Agriculture Cabinet Secretary Mwangi Kiunjuri. FILE PHOTO | NMG 

Maize farmers face a fertiliser crisis ahead of the planting season after the government said it could not promise a timely delivery of the subsidised farm input.

Agriculture Cabinet Secretary Mwangi Kiunjuri said the State had challenges procuring fertiliser, casting doubts on the availability of the commodity with just a month to the beginning of the season.

Mr Kiunjuri did not disclose details about the procurement troubles, but historically firms bidding for the lucrative import of the subsidised fertiliser have fought court battles over tendering.

The Treasury allocated Sh4 billion for subsidised fertiliser in the current year ending June, and has spent more than Sh20 billion over the past five years on the subsidy programme.

“We should be prepared for anything,” said Mr Kiunjuri while officiating the validation of a maize taskforce report last week.

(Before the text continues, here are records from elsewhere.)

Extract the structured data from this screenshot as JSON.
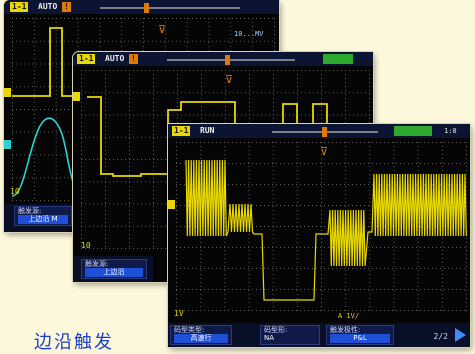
{
  "scopes": [
    {
      "id": "scope-1",
      "channel_badge": "1-1",
      "run_state": "AUTO",
      "stop_badge": "!",
      "scale_text": "10",
      "trigger_label": "触发菜单",
      "status_text": "10...MV",
      "menu": [
        {
          "title": "触发源:",
          "value": "上边沿 M"
        }
      ],
      "trace_colors": [
        "#e8d800",
        "#2ed0d0"
      ]
    },
    {
      "id": "scope-2",
      "channel_badge": "1-1",
      "run_state": "AUTO",
      "stop_badge": "!",
      "scale_text": "10",
      "ok_badge": "",
      "menu": [
        {
          "title": "触发源:",
          "value": "上边沿"
        }
      ],
      "trace_colors": [
        "#e8d800"
      ]
    },
    {
      "id": "scope-3",
      "channel_badge": "1-1",
      "run_state": "RUN",
      "ok_badge": "",
      "time_text": "1:0",
      "scale_text": "1V",
      "status_text": "A 1V/",
      "menu": [
        {
          "title": "码型类型:",
          "value": "高速行"
        },
        {
          "title": "码型形:",
          "value": "NA"
        },
        {
          "title": "触发极性:",
          "value": "P&L"
        }
      ],
      "page": "2/2",
      "trace_colors": [
        "#e8d800"
      ]
    }
  ],
  "caption": "边沿触发"
}
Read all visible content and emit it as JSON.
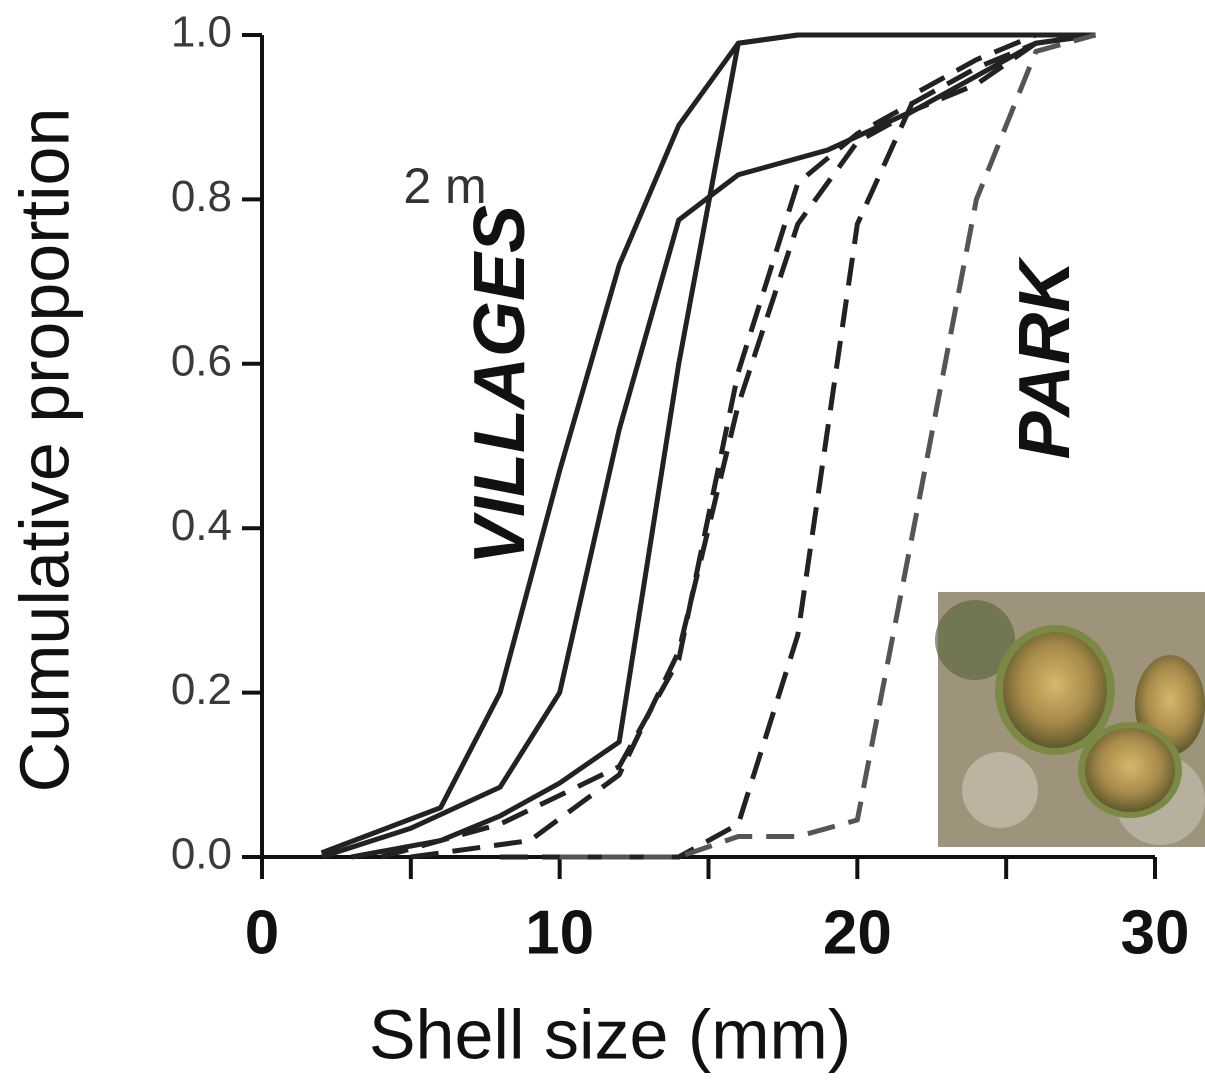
{
  "chart_data": {
    "type": "line",
    "xlabel": "Shell size (mm)",
    "ylabel": "Cumulative proportion",
    "xlim": [
      0,
      30
    ],
    "ylim": [
      0,
      1
    ],
    "xticks": [
      0,
      10,
      20,
      30
    ],
    "xminorticks": [
      5,
      15,
      25
    ],
    "yticks": [
      {
        "value": 0,
        "label": "0.0"
      },
      0.2,
      0.4,
      0.6,
      0.8,
      {
        "value": 1,
        "label": "1.0"
      }
    ],
    "annotations": [
      "2 m",
      "VILLAGES",
      "PARK"
    ],
    "series": [
      {
        "color": "#222222",
        "dashed": false,
        "x": [
          2,
          6,
          8,
          10,
          12,
          14,
          16,
          18,
          28
        ],
        "values": [
          0.005,
          0.06,
          0.2,
          0.47,
          0.72,
          0.89,
          0.99,
          1.0,
          1.0
        ]
      },
      {
        "color": "#222222",
        "dashed": false,
        "x": [
          2,
          5,
          8,
          10,
          12,
          14,
          16,
          19,
          22,
          24,
          26,
          28
        ],
        "values": [
          0.0,
          0.035,
          0.085,
          0.2,
          0.52,
          0.775,
          0.83,
          0.86,
          0.91,
          0.95,
          0.99,
          1.0
        ]
      },
      {
        "color": "#222222",
        "dashed": false,
        "x": [
          3,
          6,
          8,
          10,
          12,
          14,
          16,
          18,
          28
        ],
        "values": [
          0.0,
          0.02,
          0.05,
          0.09,
          0.14,
          0.6,
          0.99,
          1.0,
          1.0
        ]
      },
      {
        "color": "#222222",
        "dashed": true,
        "x": [
          4,
          8,
          10,
          12,
          14,
          16,
          18,
          20,
          22,
          24,
          26,
          28
        ],
        "values": [
          0.0,
          0.04,
          0.075,
          0.11,
          0.24,
          0.59,
          0.82,
          0.88,
          0.92,
          0.96,
          0.99,
          1.0
        ]
      },
      {
        "color": "#222222",
        "dashed": true,
        "x": [
          5,
          9,
          12,
          14,
          16,
          18,
          20,
          22,
          24,
          26,
          28
        ],
        "values": [
          0.0,
          0.02,
          0.1,
          0.25,
          0.55,
          0.77,
          0.87,
          0.91,
          0.94,
          0.99,
          1.0
        ]
      },
      {
        "color": "#222222",
        "dashed": true,
        "x": [
          8,
          14,
          16,
          18,
          20,
          22,
          24,
          26,
          28
        ],
        "values": [
          0.0,
          0.0,
          0.04,
          0.27,
          0.77,
          0.93,
          0.97,
          1.0,
          1.0
        ]
      },
      {
        "color": "#555555",
        "dashed": true,
        "x": [
          10,
          14,
          16,
          18,
          20,
          22,
          24,
          26,
          28
        ],
        "values": [
          0.0,
          0.0,
          0.025,
          0.025,
          0.045,
          0.42,
          0.8,
          0.98,
          1.0
        ]
      }
    ]
  }
}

If the subsidised fertiliser fails to arrive on time, farmers will be forced to buy the product from shops that charge nearly double the government price.


For instance, a 50 kilo bag of planting fertiliser retailed at Sh1,500 at the National Cereals and Produce Board (NCPB) last year with the same quantity going for over Sh3,000 in the Agrovet shops.

Farming accounts for a third of Kenya’s annual economic output, but the high cost of fertiliser means farmers rely on subsidies or avoid using them, which hurts output.

The NCPB is currently holding close to 420,000 bags of assorted fertiliser, with most of it being for top-dressing.

Officials at the board said they were waiting for the product to supply once it is procured by the government.

“What we have currently is just a fraction of what farmers need in a given season. We are still waiting for a word from the government but we are more than ready to start the exercise once we get the supplies,” said NCPB.

Distribution of fertiliser during planting season has been a perennial challenge for farmers over years.

This has contributed to poor performance of maize crop as it delays the start of the planting season.

The maize taskforce is expected to come up with a comprehensive report on how to address some of the challenges.

The team collected views from farmers and other industry stakeholders.

Mr Kiunjuri said the report will be made public this week.

The taskforce will thereafter be required to develop an implementation work-plan and aimed at improving the sector once the report is adopted.